Я молча кивнул и, покинув кабинет отца-настоятеля, направился прямо в церковь, где принялся истово молиться. Я прекрасно знал, каким суровым способен быть Хэкетт: ведь всего несколько месяцев назад он исключил молодого послушника лишь за то, что юноша затянулся окурком сигары. Будучи уже раз предупрежден, послушник нарушил приказ. И этого оказалось достаточно.
На следующий день я мучился неизвестностью до самого вечера. Наконец в пять часов ко мне подошел наш добрейший хормейстер отец Петит и обнял меня за плечи.
— Меня уполномочили сообщить тебе, Десмонд, что тебя оставляют. Тебе запрещено покидать пределы семинарии до конца семестра, но, хвала Господу, ты спасен не только для священства, но, — улыбнулся отец Петит, — и для предстоящего нам в следующем месяце набега на Рим. — И остановив взмахом руки поток моих благодарностей, он добавил: — Да, ты можешь быть мне благодарен. Похоже, мне удалось перевесить чашу весов в твою пользу. Такой голос, как у тебя, встречается раз в сто лет, и то не всегда.
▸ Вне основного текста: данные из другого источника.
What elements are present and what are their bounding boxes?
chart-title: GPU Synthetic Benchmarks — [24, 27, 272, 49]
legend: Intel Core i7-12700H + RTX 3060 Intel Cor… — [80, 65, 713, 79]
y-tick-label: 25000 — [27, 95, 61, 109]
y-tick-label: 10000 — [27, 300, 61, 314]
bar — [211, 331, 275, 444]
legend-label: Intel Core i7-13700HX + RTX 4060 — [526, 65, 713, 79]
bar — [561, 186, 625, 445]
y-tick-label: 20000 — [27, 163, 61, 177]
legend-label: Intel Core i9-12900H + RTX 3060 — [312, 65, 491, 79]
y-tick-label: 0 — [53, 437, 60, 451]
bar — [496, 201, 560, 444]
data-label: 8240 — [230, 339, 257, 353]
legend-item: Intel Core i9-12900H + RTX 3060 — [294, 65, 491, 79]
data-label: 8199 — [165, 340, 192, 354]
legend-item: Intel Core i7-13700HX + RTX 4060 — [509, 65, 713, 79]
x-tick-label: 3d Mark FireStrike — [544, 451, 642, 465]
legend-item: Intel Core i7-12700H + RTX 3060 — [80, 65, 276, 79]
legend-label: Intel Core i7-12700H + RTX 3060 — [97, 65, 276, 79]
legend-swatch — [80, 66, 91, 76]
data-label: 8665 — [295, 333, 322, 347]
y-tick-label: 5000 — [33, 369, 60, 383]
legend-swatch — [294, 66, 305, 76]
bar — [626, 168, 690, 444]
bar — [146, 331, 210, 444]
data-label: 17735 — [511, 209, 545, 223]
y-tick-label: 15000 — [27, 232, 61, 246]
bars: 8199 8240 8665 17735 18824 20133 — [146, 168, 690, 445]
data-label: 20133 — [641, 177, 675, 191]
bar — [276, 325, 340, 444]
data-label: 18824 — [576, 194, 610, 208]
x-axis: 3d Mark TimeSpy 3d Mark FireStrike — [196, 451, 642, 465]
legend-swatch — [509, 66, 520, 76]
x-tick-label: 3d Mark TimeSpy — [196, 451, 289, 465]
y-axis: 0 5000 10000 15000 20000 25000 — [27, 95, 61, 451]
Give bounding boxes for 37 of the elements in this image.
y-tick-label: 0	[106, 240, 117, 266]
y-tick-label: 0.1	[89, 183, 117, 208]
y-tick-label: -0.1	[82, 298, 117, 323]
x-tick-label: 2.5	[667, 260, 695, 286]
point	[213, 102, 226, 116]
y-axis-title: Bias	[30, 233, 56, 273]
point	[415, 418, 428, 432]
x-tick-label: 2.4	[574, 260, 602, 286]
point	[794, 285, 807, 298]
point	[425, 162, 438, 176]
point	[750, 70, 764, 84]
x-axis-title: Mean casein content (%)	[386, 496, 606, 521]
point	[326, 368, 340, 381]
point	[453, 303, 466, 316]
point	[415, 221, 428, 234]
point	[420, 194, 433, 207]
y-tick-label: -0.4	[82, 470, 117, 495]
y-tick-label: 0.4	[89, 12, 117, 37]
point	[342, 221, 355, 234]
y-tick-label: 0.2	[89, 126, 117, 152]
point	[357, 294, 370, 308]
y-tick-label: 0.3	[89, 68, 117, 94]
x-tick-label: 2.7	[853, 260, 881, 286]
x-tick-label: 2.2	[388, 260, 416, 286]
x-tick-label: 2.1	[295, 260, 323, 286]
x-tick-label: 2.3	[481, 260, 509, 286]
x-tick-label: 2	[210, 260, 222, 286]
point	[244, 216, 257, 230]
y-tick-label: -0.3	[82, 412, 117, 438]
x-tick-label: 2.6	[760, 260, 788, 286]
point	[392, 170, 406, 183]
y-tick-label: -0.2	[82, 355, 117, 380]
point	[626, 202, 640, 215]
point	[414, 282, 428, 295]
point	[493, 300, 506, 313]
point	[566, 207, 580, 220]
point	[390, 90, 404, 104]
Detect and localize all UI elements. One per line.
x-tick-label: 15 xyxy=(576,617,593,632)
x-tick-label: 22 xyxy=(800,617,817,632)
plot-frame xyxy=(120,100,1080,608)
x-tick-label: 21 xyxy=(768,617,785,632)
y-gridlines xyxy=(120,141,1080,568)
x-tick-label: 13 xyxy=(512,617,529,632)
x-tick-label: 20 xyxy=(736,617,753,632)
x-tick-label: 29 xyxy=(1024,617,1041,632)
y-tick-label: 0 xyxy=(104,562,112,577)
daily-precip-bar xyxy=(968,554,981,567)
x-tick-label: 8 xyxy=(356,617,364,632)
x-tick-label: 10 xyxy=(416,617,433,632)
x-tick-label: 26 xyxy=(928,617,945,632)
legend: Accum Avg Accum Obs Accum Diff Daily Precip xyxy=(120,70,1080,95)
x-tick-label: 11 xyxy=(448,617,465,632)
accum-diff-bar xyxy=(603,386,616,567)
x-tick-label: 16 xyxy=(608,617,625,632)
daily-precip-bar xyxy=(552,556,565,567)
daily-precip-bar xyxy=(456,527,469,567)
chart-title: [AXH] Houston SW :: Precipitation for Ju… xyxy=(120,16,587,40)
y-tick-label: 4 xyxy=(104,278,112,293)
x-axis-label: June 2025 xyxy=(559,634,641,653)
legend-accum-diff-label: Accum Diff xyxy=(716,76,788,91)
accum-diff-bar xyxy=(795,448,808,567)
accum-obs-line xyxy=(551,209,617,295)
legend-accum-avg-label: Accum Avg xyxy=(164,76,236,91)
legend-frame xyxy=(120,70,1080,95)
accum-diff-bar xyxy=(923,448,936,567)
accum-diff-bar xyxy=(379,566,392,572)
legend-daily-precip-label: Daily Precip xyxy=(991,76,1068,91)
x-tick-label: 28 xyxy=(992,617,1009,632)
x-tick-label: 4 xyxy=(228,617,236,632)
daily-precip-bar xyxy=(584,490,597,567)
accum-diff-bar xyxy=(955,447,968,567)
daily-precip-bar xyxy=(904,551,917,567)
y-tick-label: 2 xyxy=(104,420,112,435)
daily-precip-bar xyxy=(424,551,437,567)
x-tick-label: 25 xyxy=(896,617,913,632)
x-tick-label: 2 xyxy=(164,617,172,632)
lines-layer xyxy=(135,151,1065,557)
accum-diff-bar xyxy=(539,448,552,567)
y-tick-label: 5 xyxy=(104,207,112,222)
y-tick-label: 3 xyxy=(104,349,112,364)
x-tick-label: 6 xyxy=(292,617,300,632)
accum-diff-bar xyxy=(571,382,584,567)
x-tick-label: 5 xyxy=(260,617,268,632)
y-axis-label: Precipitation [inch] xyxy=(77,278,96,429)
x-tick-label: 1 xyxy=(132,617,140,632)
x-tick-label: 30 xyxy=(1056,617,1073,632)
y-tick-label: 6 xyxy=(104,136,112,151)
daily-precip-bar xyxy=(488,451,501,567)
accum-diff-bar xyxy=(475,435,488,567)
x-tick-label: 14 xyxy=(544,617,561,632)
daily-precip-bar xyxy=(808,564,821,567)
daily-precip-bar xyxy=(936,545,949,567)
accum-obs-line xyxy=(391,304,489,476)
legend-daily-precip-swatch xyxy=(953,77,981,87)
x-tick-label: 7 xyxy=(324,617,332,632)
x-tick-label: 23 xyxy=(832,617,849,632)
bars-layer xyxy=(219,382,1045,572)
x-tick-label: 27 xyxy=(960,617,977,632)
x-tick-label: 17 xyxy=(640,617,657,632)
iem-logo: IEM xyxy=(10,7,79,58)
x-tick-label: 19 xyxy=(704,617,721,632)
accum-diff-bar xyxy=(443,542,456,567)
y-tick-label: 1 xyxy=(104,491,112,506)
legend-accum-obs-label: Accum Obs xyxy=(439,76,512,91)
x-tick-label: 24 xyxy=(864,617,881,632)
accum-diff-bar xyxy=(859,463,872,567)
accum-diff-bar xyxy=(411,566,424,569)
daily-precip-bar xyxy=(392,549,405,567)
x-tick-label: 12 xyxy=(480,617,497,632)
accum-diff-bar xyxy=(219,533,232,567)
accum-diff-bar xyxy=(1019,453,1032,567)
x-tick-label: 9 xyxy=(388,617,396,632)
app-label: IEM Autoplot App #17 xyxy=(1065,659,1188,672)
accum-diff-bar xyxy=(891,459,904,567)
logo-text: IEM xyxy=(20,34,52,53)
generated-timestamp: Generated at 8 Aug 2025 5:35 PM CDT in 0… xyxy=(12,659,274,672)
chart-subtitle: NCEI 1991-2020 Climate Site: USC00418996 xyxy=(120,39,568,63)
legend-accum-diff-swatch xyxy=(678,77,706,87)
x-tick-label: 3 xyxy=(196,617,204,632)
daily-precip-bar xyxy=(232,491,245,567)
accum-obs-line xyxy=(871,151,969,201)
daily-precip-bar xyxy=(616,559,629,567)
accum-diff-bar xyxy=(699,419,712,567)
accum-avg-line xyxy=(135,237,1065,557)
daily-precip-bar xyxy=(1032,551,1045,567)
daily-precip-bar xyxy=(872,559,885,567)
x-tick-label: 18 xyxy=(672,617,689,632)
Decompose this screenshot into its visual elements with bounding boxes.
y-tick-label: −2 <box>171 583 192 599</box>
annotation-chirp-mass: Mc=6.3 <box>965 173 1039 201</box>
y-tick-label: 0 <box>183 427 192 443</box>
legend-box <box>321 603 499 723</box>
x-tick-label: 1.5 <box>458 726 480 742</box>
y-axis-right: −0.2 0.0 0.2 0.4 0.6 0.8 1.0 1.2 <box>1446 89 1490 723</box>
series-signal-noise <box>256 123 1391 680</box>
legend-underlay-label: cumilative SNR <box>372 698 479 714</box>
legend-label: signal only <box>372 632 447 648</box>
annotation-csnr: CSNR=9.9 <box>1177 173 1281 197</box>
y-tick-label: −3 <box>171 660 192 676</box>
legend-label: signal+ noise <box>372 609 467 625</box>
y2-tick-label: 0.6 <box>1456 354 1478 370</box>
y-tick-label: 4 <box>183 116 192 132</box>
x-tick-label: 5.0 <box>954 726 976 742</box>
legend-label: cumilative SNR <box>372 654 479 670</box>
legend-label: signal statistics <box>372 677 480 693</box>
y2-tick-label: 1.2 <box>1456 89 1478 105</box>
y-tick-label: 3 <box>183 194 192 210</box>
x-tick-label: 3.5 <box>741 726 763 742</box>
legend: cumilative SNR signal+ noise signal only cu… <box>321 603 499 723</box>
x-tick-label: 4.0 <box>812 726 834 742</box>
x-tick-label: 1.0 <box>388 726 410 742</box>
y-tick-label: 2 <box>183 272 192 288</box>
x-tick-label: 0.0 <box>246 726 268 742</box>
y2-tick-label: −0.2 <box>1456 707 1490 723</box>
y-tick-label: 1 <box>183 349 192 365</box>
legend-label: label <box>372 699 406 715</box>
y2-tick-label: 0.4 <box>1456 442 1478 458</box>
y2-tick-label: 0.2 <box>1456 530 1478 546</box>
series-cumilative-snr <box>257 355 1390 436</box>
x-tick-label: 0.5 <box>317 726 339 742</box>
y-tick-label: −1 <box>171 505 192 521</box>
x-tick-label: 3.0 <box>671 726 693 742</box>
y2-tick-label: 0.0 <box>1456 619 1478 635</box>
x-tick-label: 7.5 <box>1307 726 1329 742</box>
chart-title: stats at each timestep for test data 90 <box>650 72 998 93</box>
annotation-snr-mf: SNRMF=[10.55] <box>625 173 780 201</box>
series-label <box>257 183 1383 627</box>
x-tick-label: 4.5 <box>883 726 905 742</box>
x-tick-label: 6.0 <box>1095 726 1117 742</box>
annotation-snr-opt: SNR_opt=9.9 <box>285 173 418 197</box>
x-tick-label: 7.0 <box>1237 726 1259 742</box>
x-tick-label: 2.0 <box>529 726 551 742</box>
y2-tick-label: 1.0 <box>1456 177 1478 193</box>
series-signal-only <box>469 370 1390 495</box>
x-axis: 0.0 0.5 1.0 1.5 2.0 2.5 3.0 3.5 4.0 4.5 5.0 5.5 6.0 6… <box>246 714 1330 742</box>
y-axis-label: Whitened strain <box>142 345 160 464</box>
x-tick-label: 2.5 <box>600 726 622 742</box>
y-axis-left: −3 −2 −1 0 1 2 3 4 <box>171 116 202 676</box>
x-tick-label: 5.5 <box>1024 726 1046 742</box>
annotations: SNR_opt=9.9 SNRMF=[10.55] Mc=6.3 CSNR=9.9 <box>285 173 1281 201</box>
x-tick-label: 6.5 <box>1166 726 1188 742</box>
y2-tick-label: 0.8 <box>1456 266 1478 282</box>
Итак, мой дорогой Алек, ты получил почти стенографический отчет о тяжких испытаниях и горестях, выпавших на долю нежно любящего тебя друга. С нетерпением жду весточки от тебя. Пиши мне сразу, как узнаешь результаты своих выпускных экзаменов. Ты, наверное, не знаешь, но я часто представляю себе, как ты трудишься в поте лица в своей пустой комнатушке. А я в свою очередь обязуюсь подробно, ничего не скрывая, доложить о предполагаемой поездке в Рим.